« Impliqué dans les domaines économiques et politiques traditionnels, le Medef se positionne aujourd'hui en acteur global de la société et en théoricien de sa refondation dans un monde d'incertitudes. Tête pensante de l'ultra libéralisme, il plaide désormais pour un droit d'ingérence dans le champ de l'économie sociale et solidaire afin de la faire basculer dans le principe des mécanismes du marché dont on ne saurait attendre qu'ils produisent la loi, si ce n'est celle de la jungle.
Ainsi, il vient de marquer sa volonté d'investir directement l'action sociale, essentiellement gérée par le secteur associatif sans but lucratif, et dont le premier principe est la redistribution des bénéfices au service d'un projet.
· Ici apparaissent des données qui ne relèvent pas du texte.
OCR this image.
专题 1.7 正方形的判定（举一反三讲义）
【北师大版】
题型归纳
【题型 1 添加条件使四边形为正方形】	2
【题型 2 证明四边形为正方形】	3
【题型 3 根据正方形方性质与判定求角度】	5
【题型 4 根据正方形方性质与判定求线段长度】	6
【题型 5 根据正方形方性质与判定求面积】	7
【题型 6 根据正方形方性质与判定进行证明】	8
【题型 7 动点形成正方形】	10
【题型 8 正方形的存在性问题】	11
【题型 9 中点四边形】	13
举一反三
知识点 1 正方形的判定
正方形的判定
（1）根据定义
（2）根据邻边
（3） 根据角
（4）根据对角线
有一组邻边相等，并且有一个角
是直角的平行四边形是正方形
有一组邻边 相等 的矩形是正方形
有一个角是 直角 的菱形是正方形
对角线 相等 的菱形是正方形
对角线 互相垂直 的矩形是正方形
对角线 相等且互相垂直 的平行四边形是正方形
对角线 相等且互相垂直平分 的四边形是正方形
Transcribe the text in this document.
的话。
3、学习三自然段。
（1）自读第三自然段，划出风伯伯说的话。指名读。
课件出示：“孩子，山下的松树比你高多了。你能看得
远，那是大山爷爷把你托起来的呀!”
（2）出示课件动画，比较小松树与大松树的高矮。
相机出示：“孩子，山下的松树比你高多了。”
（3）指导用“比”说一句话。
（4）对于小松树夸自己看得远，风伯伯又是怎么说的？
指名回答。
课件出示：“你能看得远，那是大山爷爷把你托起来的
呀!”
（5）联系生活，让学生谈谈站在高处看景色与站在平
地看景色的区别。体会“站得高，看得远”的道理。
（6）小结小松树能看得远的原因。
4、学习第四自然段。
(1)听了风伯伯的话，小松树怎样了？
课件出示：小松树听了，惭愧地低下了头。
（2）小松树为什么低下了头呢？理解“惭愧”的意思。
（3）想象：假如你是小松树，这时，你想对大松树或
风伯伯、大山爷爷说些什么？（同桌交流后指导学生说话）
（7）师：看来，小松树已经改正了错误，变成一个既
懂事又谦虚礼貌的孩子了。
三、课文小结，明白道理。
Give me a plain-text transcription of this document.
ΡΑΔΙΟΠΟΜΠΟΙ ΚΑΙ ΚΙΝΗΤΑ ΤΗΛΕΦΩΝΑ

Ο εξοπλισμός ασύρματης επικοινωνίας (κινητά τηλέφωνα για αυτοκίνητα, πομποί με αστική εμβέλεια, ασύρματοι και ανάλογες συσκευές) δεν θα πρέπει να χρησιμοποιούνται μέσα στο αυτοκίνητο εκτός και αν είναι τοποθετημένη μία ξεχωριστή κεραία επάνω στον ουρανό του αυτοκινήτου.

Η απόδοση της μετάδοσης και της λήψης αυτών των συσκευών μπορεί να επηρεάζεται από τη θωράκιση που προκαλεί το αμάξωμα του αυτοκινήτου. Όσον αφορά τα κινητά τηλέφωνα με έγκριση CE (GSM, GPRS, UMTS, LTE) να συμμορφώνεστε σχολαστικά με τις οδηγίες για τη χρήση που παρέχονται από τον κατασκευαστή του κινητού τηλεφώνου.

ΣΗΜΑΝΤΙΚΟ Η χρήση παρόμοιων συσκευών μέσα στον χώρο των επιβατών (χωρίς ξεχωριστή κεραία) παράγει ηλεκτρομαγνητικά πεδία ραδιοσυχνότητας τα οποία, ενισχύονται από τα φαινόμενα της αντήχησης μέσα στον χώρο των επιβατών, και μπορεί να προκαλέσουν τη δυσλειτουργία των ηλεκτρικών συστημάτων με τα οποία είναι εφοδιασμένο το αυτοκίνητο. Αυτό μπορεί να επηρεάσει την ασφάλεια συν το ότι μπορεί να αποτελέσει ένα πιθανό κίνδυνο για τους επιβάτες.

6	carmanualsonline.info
Pour la première fois d'ailleurs, les employeurs de l'économie sociale, en mal de reconnaissance, sont venus concurrencer la liste monopoliste de la représentation employeur aux élections prud'homales.
La réalité de la démarche patronale...
Bien que cautionné par une surdose de bons sentiments, le Medef reste le défenseur d'un système sociétal qui vante l'assurance privée plutôt que la solidarité nationale, le marché financier plutôt que l'Etat régulateur, l'individualisme forcené pour qui la fin justifie les moyens plutôt que le sens commun de l'intérêt collectif. Il représente ces décideurs qui croient pouvoir s'affranchir de la nécessaire solidarité avec autrui, faisant du social une charge et non une exigence. Autrement dit ceux qui sont partout bien placés pour profiter de tout, de la croissance comme de la crise, des catastrophes industrielles et de leurs réparations, qui courent après toutes les richesses et stigmatisent l'Etat protecteur, quand tout va bien, mais qui se tournent vers celui-ci dès qu'il y a un problème, lui demandant toujours plus de subventions et d'allégements d'impôts et de charges. Les vertus du réalisme économique et de l'individualisme jouisseur et triomphant, qui ne l'est pas pour tout le monde, représentent ses valeurs absolues et sont naturellement incompatibles avec les principes humanistes dans un secteur où l'exigence d'équité, de qualité et de continuité ainsi que la non-discrimination constituent des principes inaltérables.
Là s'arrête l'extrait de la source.